Here is the table setup:
x and y. With y.x refers to x.id.x (id=1).START TRANSACTION;
CREATE TABLE `x` (
`id` INT(11) NOT NULL AUTO_INCREMENT,
`value` INT(11) NOT NULL,
PRIMARY KEY (`id`)
) ENGINE=INNODB;
CREATE TABLE `y` (
`id` INT(11) NOT NULL AUTO_INCREMENT,
`x_id` INT(11) NOT NULL,
`value` INT(11) NOT NULL,
PRIMARY KEY (`id`),
CONSTRAINT `fk_x` FOREIGN KEY (`x_id`)
REFERENCES `x` (`id`)
) ENGINE=INNODB;
INSERT INTO x values (1,123456);
COMMIT;
Now start a transaction (Trx A) to update the row in x.
START TRANSACTION;
UPDATE x SET value=value+1 WHERE id = 1;
Before it is committed, I am starting another transaction (Trx B) to insert a row to y.
START TRANSACTION;
INSERT INTO y VALUES (null,1,123456);
---- HANGED ----
-- Until Trx A is committed or rolled-back, the Trx B is hanged here.
The question is - is it expected that Trx B to be hanged at that point?

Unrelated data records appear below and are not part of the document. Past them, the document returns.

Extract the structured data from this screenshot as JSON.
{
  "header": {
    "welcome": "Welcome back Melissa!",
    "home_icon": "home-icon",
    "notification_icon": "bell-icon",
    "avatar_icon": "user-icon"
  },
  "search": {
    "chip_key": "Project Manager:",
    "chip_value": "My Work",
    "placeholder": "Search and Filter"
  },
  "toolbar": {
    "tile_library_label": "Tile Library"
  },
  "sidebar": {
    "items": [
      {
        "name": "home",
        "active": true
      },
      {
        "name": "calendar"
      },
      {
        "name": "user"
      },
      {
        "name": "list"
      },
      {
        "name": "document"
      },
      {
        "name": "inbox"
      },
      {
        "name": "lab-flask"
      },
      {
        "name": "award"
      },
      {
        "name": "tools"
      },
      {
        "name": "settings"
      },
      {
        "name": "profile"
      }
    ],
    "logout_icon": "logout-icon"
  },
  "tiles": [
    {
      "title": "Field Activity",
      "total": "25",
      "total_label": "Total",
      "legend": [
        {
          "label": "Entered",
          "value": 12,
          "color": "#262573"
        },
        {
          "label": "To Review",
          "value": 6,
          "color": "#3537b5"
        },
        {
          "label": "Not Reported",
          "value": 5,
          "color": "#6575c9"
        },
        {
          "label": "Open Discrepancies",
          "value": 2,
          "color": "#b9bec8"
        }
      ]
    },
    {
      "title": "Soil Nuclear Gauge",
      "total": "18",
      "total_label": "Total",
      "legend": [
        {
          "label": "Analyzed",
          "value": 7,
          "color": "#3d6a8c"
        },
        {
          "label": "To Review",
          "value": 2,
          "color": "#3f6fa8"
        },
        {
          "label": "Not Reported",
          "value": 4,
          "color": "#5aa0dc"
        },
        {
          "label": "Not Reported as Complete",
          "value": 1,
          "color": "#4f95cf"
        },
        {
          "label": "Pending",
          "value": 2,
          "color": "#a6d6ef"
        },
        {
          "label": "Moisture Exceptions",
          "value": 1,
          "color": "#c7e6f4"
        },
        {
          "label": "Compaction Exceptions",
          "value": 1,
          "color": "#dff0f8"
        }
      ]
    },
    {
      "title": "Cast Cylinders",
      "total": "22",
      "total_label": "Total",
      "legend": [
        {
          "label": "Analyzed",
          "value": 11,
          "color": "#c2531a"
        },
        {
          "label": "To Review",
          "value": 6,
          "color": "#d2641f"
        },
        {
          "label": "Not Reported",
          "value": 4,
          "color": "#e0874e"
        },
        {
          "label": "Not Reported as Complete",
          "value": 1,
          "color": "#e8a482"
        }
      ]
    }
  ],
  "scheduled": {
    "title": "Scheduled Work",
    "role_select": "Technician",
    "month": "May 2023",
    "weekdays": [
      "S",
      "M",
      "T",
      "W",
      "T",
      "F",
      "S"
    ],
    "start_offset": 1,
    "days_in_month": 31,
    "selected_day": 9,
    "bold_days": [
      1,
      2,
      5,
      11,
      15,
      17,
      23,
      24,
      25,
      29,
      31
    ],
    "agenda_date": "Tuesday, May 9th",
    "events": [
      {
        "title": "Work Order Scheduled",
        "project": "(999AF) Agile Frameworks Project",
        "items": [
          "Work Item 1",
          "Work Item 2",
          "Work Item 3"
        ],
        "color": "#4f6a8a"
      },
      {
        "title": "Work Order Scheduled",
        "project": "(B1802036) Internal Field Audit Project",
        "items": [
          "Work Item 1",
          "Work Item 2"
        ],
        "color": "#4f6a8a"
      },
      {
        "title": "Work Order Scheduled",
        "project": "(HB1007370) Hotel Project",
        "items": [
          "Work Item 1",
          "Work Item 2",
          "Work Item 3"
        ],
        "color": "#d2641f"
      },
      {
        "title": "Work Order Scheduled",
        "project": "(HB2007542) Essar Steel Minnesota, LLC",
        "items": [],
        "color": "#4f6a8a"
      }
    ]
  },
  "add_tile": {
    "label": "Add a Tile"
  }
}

Why and any way to workaround that?
This has been tested on MySQL 5.7.21, Percona 5.7.21, MariaDB 10.2.14
Yes it is expected.
Trx A has an exclusive lock (X) on the record because it is updating it.
Trx B has to acquire a shared mode (S) lock on all foreign key references, to ensure that the constraints are met. It waits for Trx A to release its X lock.
There is no way to avoid this and keep the referential integrity. If you manage to disable the locking, MySQL won't be able to guarantee that the referenced row exists.
The usual workaround is to remove the foreign keys.